Wahiba Sands und Anatello unterstreichen ihre Ambitionen

Starker Saisonauftakt in München-Riem

News | 15.05.2020 – Der Riemer Saisonstart steht in normalen Zeiten im Zeichen der Derby-Kandidaten wenn im Bavarian Classic Derby-Kandidaten die Klingen kreuzen. Anders gestaltete sich verursacht durch Corona die Situation in diesem Jahr, denn nach dem Shut down und der langen Unsicherheit ob es Rennen in München geben würde, kristallisierte sich in den letzten Tagen heraus, dass ein Renntag in München zur Genehmigung durch das KVR kommen würde und bei der Starterangabe zeichnete sich gute Beteiligung ab, sodass am Donnerstag vermeldet werden konnte: „Boxen auf zum Saisonstart in München“

Wahiba Sands und Anatello unterstreichen ihre Ambitionen

Insbesondere die Münchner Quartiere bestimmten das Geschehen an diesem ersten Renntag des Jahres. Schon zum Auftakt punktete Sarah Steinberg trotz nicht passenden Bodens mit Stall Salzburgs Wahiba Sands, der sich mit Rene Piechulek früh das Kommando schnappte und gegen Firewhere und Carrera zu einem sicheren Treffer kam. Einen zweiten Treffer für den Stall Salzburg gab es im vorletzten Rennen der Karte, denn im Ausgleich III hielt Rene Piechulek Soho lange bei den Pferden und wehrte sich in der Distanz tapfer gegen den angreifenden Gallardo, der bis ins Ziel nicht locker ließ, den Steinberg-Schützling aber nicht passieren konnte.

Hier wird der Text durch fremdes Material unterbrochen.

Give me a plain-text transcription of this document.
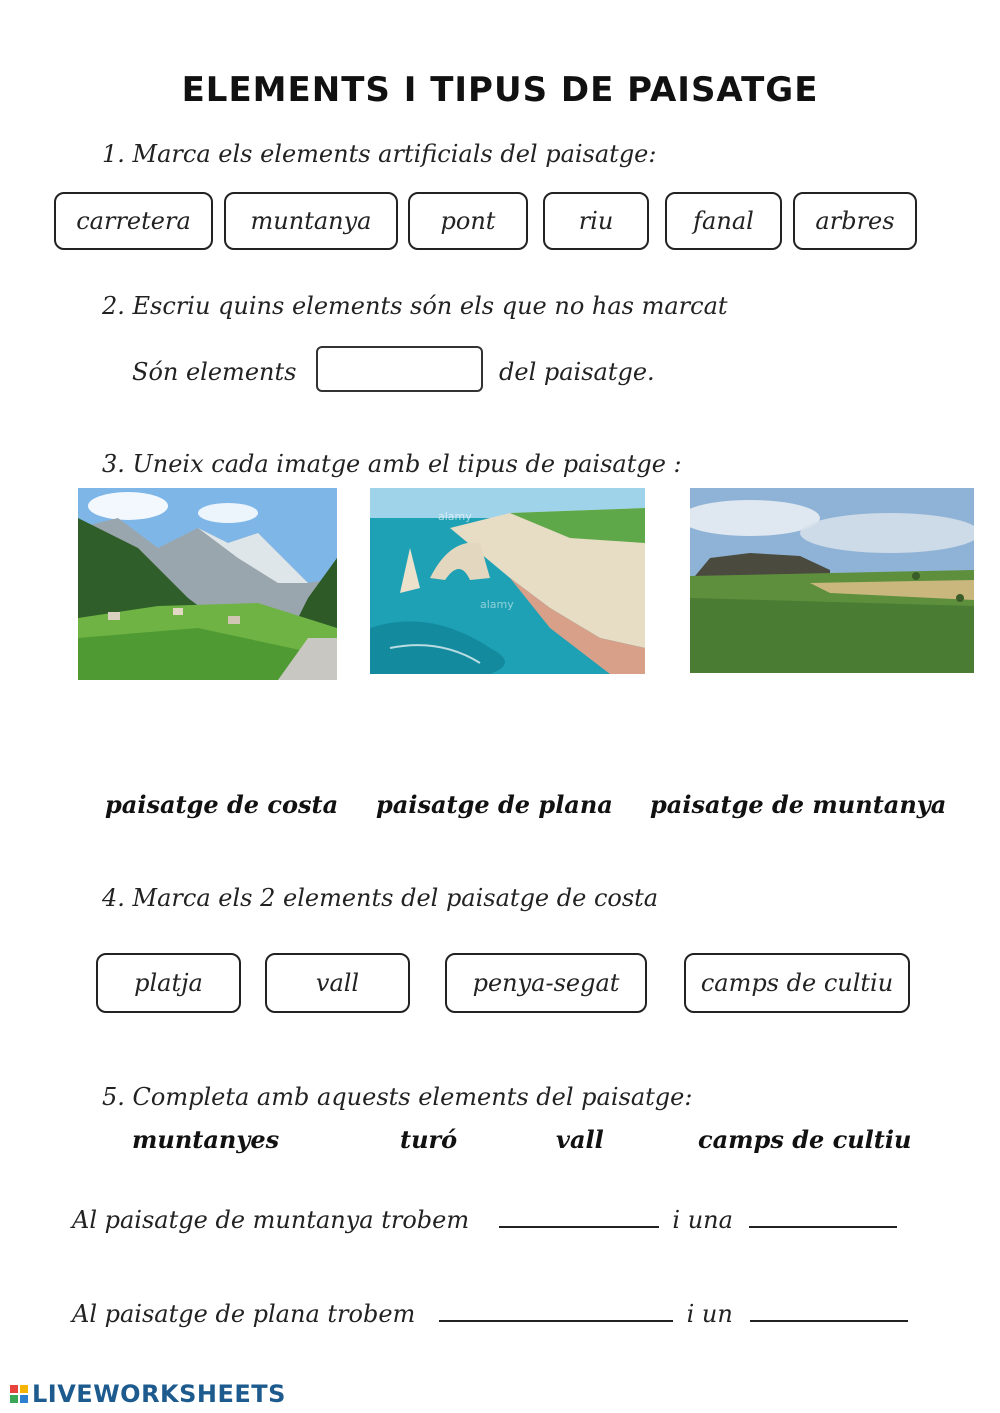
ELEMENTS I TIPUS DE PAISATGE
1. Marca els elements artificials del paisatge:
carretera	muntanya	pont	riu	fanal	arbres
2. Escriu quins elements són els que no has marcat
Són elements	del paisatge.
3. Uneix cada imatge amb el tipus de paisatge :
alamy
alamy
paisatge de costa paisatge de plana paisatge de muntanya
4. Marca els 2 elements del paisatge de costa
platja	vall	penya-segat	camps de cultiu
5. Completa amb aquests elements del paisatge:
muntanyes	turó	vall	camps de cultiu
Al paisatge de muntanya trobem	i una
Al paisatge de plana trobem	i un
LIVEWORKSHEETS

Nur ein Rennen später stellte sich der mit Hoffnungen versehene Anatello aus dem Stall von Michael Figge vor. Der Hengst setzte sich ebenfalls sofort an die Spitze, fand im Einlauf stets einen weiteren Gang und löste sich zum Schluss zum leichten Sieg gegen Furioso und Waiting for Love.

Einen eigentlich schon im vergangenen Jahr fälligen Sieg gab es für den von Jutta Mayer trainierten High Flight im 3. Rennen. Mit Erreichen der Geraden früh in Front gezogen verteidigte Martin Seidl den Platz an der Sonne bis ins Ziel und konnte Arionna und Soriano sicher in Schach halten.

Einer Sensation gleich kam der Sieg von Pietra della Luna im 4. Rennen der Karte. Über 2.200 m wartete Sibylle Vogt, die derzeit auf einer Welle des Erfolgs unterwegs ist bis in die Gerade, schickte die Stute dann auf die Jagd nach der Spitze und die Vierjährige packte bereitwillig an, explodierte in der Folge förmlich und siegte überlegen mit 17 Längen gegen Poldi’s Liebling und Light My Fire und sorgte mit einer Sieg-Quote von 298:10 für den Toto-Schocker der Veranstaltung.

Einen zweiten Sieg für Sibylle Vogt war im 6. Rennen fällig. Die Schweizerin kam mit Sasuka bereits 200 m vor der Linie an die Spitze und hatte ausreichende Moral um gegen Heart Ahead und gegen Ferragosta zu triumphieren.

Der Sieg im ersten Ausgleich III des Nachmittags ging an den von Marco Klein trainierten Alario. Nach einem von Tommaso Scardino gut eingeteilten Ritt, hatte der Hengst ausreichende Reserven um in der Distanz sicher gegen die vom Start weg führende Picnic en Ville und gegen Action Please zum Zuge zu kommen. Einen weiteren Sieg entführte das Mannheimer Team durch Indian Soldier. Dieser zündete im Einlauf den Turbo und konnte so Spirit of Success und Don Vito klar hinter sich lassen.

Zum Abschluss des Renntages konnte auch noch Münchens Trainer John Hillis einen Sieg feiern. Montepulciano fand in der Geraden die besten Mittel und blieb auf passendem Geläuf nichts schuldig, sodass Riems Trainer-Champion 2019 nicht ohne Treffer blieb. Preaux und Marius holten sich die Plätze zwei und drei.

Am Ende eines interessanten und kurzweiligen Renntags standen 263.000 EUR Umsatz zu buche, womit der Renntag auch am Totalisator ein gutes Ergebnis erbrachte.